Growing trend of teams who do better when ahead
Wise words from the soccer boffin
Brighton complete another round of Premier League fixtures on Monday at home to Stoke. In previous games they often proved typical of a growing subset of the Premier League.
The teams I am thinking about try to maximise the chance of keeping a clean sheet. If they do not concede they cannot lose. And while their opponents are trying to score – well, who knows, they might score themselves and win.
That is the best way to play if you think your opponents are better than you. And the teams I have in mind have smaller budgets than most Premier League opponents so they should expect them to be more skilful with the ball.
The interesting thing about these teams for gamblers is that when a goal has been scored they have done better in the rest of the game when they led 1-0 than when they trailed 1-0. Usually the opposite happens.

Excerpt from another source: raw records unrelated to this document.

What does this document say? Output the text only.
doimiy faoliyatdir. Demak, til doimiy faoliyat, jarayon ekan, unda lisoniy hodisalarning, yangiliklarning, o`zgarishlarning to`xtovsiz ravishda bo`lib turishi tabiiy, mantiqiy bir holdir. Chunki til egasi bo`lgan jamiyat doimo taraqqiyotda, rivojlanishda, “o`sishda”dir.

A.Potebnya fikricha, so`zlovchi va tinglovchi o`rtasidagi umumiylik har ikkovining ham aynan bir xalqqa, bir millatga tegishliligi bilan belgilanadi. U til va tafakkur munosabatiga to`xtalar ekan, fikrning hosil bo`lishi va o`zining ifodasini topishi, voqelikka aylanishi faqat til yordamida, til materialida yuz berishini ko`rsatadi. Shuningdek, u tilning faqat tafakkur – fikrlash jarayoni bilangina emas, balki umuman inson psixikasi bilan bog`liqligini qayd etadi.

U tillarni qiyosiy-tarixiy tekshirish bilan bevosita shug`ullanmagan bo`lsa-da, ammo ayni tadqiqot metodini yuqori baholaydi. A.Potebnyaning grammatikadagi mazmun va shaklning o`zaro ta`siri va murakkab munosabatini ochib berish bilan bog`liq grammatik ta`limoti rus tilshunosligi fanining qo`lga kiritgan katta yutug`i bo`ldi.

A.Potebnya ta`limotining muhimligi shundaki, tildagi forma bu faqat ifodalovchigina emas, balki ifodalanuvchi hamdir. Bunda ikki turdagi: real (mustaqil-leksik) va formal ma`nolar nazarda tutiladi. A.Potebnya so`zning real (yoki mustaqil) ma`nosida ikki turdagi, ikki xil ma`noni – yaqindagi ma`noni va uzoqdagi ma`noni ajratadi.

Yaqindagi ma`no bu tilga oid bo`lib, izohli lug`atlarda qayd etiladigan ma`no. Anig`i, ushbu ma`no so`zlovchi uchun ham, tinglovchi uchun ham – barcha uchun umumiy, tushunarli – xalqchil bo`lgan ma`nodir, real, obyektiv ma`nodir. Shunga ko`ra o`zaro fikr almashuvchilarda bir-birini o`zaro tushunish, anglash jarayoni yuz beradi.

It is as though the best chance of scoring for these teams is when their opponents still need to score – perhaps on a break or from a set piece after a break.
The Premier League manager most commonly associated with a 0-0/1-0 strategy is Tony Pulis. At West Brom, Crystal Palace and Stoke his teams have tended to feature in low-scoring games – win, draw or lose.
This season, however, seven Premier League teams have a lower goals per game ratio than West Bromwich's 2.3. They are, in descending order, Bournemouth, Huddersfield and Newcastle (all 2.1), Brighton (2.0), Southampton (1.9), Swansea and Burnley (both 1.8).
I do not think Southampton have prioritised defence over attack. I think they tried hard to score but just could not get many goals. The same is probably true to a lesser extent of Newcastle. And Bournemouth’s games were low scoring only because they did not get as many goals as they usually do, which was not their intention and may have been bad luck, at least in part.
More from Kevin Pullein
I am left with, in alphabetical order, Brighton, Burnley, Huddersfield, Swansea and West Bromwich.
They scored first in half of their games where there was a goal, and there was not much difference in the average time of the first goal when they scored it and when they conceded it. But there was a big difference in what happened next.
After scoring the first goal they scored 50 per cent of all subsequent goals. After conceding the first goal they scored only 21 per cent of all subsequent goals.
When they scored first, obviously, they led by one goal. The goal difference at full time was the same in 46 per cent of those games, better in 23 per cent and worse in 31 per cent. When they conceded first, equally obviously, they trailed by one goal. The goal difference at full time was the same in 31 per cent of those games, better in 11 per cent and worse in 58 per cent.
Brighton, Burnley, Huddersfield, Swansea and West Brom did better in the rest of a game after they had gone in front than when they had fallen behind. And that is unusual. Normally teams are more likely to score the second goal if they trail 1-0 than if they lead 1-0.
This is because teams who fall behind tend to become more aggressive and push forward while teams who have gone in front tend to become more cautious and sit back. Teams who lead no longer need to score. They will win if they do not concede. Teams who trail will lose unless they score.
This season more teams than usual in more games than usual have felt that their best chance of scoring was when their opponents still needed to score, and they were probably right.
Decent defence is a more affordable commodity
Defence is easier than attack. Seventy-four out of every 75 attacks fail, which means that 74 out of every 75 defences succeed.
Because defence is easier than attack, decent defenders should be cheaper than decent attackers. There are more players capable of being decent defenders than there are capable of being decent attackers. And if you can put together a Premier League team with an average defence they are unlikely to be relegated even if the attack is awful.
Win rate for shot-shy teams is surprisingly high
Doncaster scored in the 62nd minute of a Sky Bet League One Yorkshire derby at home to Rotherham. It was another eight minutes before they had their first shot on target.
They scored from an own goal – Richard Wood turned a Rodney Kongolo cross into his own net. A team can score even when they are not attempting to score.
About three goals out of every 100 are classified as own goals – a category that also includes shots off target that are deflected into the net.
I have shot stats from the Premier and Football Leagues for more than 19 seasons. In that time more than 100 teams scored despite going through a whole match without having an attempt on target.